Le tribunal correctionnel de Paris a condamné Nicolas Sarkozy ce jeudi 25 septembre, à cinq ans de prison pour association de malfaiteurs dans l’affaire des financements libyens de sa campagne de 2007, et l’a relaxé pour les faits de corruption. L’ex-président de la République est condamné à cinq ans de prison avec mandat de dépôt à effet différé, une décision assortie d’une exécution provisoire. Concrètement, cela signifie que l’ancien chef d’État sera incarcéré dans les prochaines semaines, même s’il fait appel. Nicolas Sarkozy est convoqué le 13 octobre par le Parquet national financier pour connaître les modalités de son incarcération. L’ex-président de la République a annoncé sa décision de faire appel.
Cette condamnation est un événement qui dépasse largement le sort d’un homme. Elle constitue un rappel salutaire et nécessaire : en démocratie, nul n’est au-dessus des lois. Le fait qu’un ancien président de la République soit soumis à la justice commune, comme n’importe quel citoyen, n’a rien d’une vengeance ou d’un règlement de compte politique. C’est, au contraire, l’expression la plus aboutie du principe d’égalité devant la loi, fondement de notre pacte républicain.
La fonction présidentielle, par son prestige et son aura, pourrait laisser croire à une forme d’immunité implicite. L’histoire judiciaire récente démontre le contraire. Cette décision n’est pas une attaque contre les institutions. Elle en est la consolidation. Une démocratie en bonne santé se juge à la capacité de sa justice à fonctionner sans considération de la personne, fut-elle un ancien chef de l’État. Loin d’affaiblir la République, cette application stricte du droit la renforce. Elle prouve que les principes ne sont pas de vains mots. La véritable exceptionnalité de cette affaire, ne réside pas dans la condamnation, mais dans le fait qu’elle soit rendue possible, en dépit des pressions et des enjeux colossaux.

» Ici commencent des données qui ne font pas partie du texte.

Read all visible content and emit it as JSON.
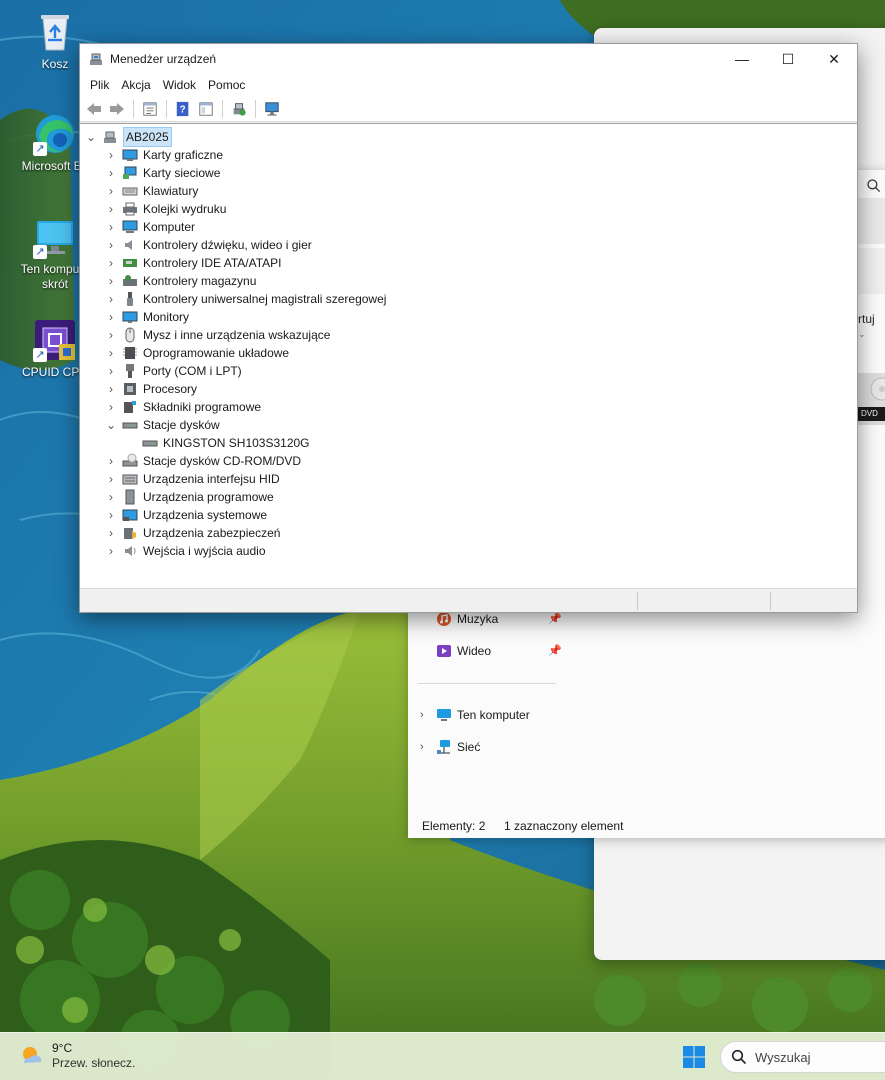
{
  "desktop": {
    "icons": [
      {
        "label": "Kosz",
        "icon": "recycle-bin-icon"
      },
      {
        "label": "Microsoft Ed",
        "icon": "edge-icon"
      },
      {
        "label": "Ten kompute",
        "label2": "skrót",
        "icon": "monitor-icon"
      },
      {
        "label": "CPUID CPU",
        "icon": "cpuid-icon"
      }
    ]
  },
  "device_manager": {
    "title": "Menedżer urządzeń",
    "window_controls": {
      "minimize": "—",
      "maximize": "☐",
      "close": "✕"
    },
    "menu": [
      "Plik",
      "Akcja",
      "Widok",
      "Pomoc"
    ],
    "toolbar": [
      "back-icon",
      "forward-icon",
      "properties-icon",
      "help-icon",
      "view-icon",
      "scan-hardware-icon",
      "monitor-icon"
    ],
    "tree": {
      "root": "AB2025",
      "categories": [
        {
          "label": "Karty graficzne",
          "icon": "display-adapter-icon",
          "expanded": false
        },
        {
          "label": "Karty sieciowe",
          "icon": "network-adapter-icon",
          "expanded": false
        },
        {
          "label": "Klawiatury",
          "icon": "keyboard-icon",
          "expanded": false
        },
        {
          "label": "Kolejki wydruku",
          "icon": "printer-icon",
          "expanded": false
        },
        {
          "label": "Komputer",
          "icon": "computer-icon",
          "expanded": false
        },
        {
          "label": "Kontrolery dźwięku, wideo i gier",
          "icon": "speaker-icon",
          "expanded": false
        },
        {
          "label": "Kontrolery IDE ATA/ATAPI",
          "icon": "ide-controller-icon",
          "expanded": false
        },
        {
          "label": "Kontrolery magazynu",
          "icon": "storage-controller-icon",
          "expanded": false
        },
        {
          "label": "Kontrolery uniwersalnej magistrali szeregowej",
          "icon": "usb-icon",
          "expanded": false
        },
        {
          "label": "Monitory",
          "icon": "monitor-icon",
          "expanded": false
        },
        {
          "label": "Mysz i inne urządzenia wskazujące",
          "icon": "mouse-icon",
          "expanded": false
        },
        {
          "label": "Oprogramowanie układowe",
          "icon": "firmware-icon",
          "expanded": false
        },
        {
          "label": "Porty (COM i LPT)",
          "icon": "port-icon",
          "expanded": false
        },
        {
          "label": "Procesory",
          "icon": "processor-icon",
          "expanded": false
        },
        {
          "label": "Składniki programowe",
          "icon": "software-component-icon",
          "expanded": false
        },
        {
          "label": "Stacje dysków",
          "icon": "disk-drive-icon",
          "expanded": true,
          "children": [
            {
              "label": "KINGSTON SH103S3120G",
              "icon": "disk-drive-icon"
            }
          ]
        },
        {
          "label": "Stacje dysków CD-ROM/DVD",
          "icon": "dvd-drive-icon",
          "expanded": false
        },
        {
          "label": "Urządzenia interfejsu HID",
          "icon": "hid-icon",
          "expanded": false
        },
        {
          "label": "Urządzenia programowe",
          "icon": "software-device-icon",
          "expanded": false
        },
        {
          "label": "Urządzenia systemowe",
          "icon": "system-device-icon",
          "expanded": false
        },
        {
          "label": "Urządzenia zabezpieczeń",
          "icon": "security-device-icon",
          "expanded": false
        },
        {
          "label": "Wejścia i wyjścia audio",
          "icon": "audio-io-icon",
          "expanded": false
        }
      ]
    }
  },
  "explorer": {
    "partial_sort_label": "rtuj",
    "partial_dvd_label": "DVD",
    "nav": [
      {
        "label": "Muzyka",
        "icon": "music-icon",
        "pinned": true
      },
      {
        "label": "Wideo",
        "icon": "video-icon",
        "pinned": true
      },
      {
        "label": "Ten komputer",
        "icon": "this-pc-icon",
        "chevron": true
      },
      {
        "label": "Sieć",
        "icon": "network-icon",
        "chevron": true
      }
    ],
    "status_items": "Elementy: 2",
    "status_selected": "1 zaznaczony element"
  },
  "taskbar": {
    "weather_temp": "9°C",
    "weather_condition": "Przew. słonecz.",
    "search_placeholder": "Wyszukaj"
  },
  "colors": {
    "selection": "#cce4f7",
    "accent": "#0078d4",
    "taskbar": "#e6f0d6"
  }
}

Les faits reprochés – « association de malfaiteurs » dans une affaire de financement présumé par un régime étranger, en l’occurrence la Libye du colonel Kadhafi – sont d’une particulière gravité, car ils touchent à l’intégrité même du processus électoral. Si le tribunal a relaxé l’ancien président sur d’autres chefs d’accusation, prouvant ainsi son impartialité, la condamnation retenue concerne le cœur de la confiance que les citoyens accordent à leurs dirigeants.
Face à une telle décision, les réactions partisanes sont malheureusement prévisibles et contre-productives. À gauche, une jubilation excessive est infondée. La justice n’est pas un instrument de combat politique et « tirer sur un homme à terre » n’a rien d’une victoire pour la démocratie.
Mais c’est du côté des soutiens inconditionnels de l’ancien président que les dérives sont les plus préoccupantes. Les accusations de « juges rouges », les comparaisons historiques grotesques – évoquer la décapitation de Louis XVI est non seulement une insulte à l’intelligence mais aussi un déni de l’histoire républicaine –, ces outrances révèlent une mauvaise foi profonde. Ces mêmes voix qui réclament une justice inflexible pour les « petites gens » sont soudainement prêtes à démolir l’institution judiciaire dès lors qu’elle s’applique à l’un des leurs. Cette schizophrénie morale est intenable. Une justice indépendante n’est pas un concept à géométrie variable ; elle est un bien commun qui doit être défendu en toutes circonstances.
Il est essentiel de souligner que cette affaire n’aurait sans doute jamais vu le jour sans le travail opiniâtre et courageux d’une presse d’investigation libre et indépendante, en l’occurrence Mediapart. Ce rôle de contre-pouvoir, de lanceur d’alerte, est indispensable à la santé de notre démocratie. Il rappelle que la vérité a souvent pour alliés des journalistes tenaces, face aux silences complices et aux tentatives d’étouffement.
En définitive, il ne s’agit pas de se réjouir de la condamnation d’un homme, mais de saluer la force d’une institution. La France peut s’honorer de disposer encore d’une justice capable de rendre des décisions aussi lourdes de conséquences en dépit des pressions. Tous les démocrates, quelle que soit leur couleur politique, devraient s’en féliciter. L’indépendance de la justice n’est pas une option. Elle est la condition sine qua non de l’État de droit. La défendre, c’est défendre la République elle-même, contre les passions partisanes et les intérêts particuliers. Aujourd’hui, la justice française par son action, a rendu un hommage appuyé à la démocratie.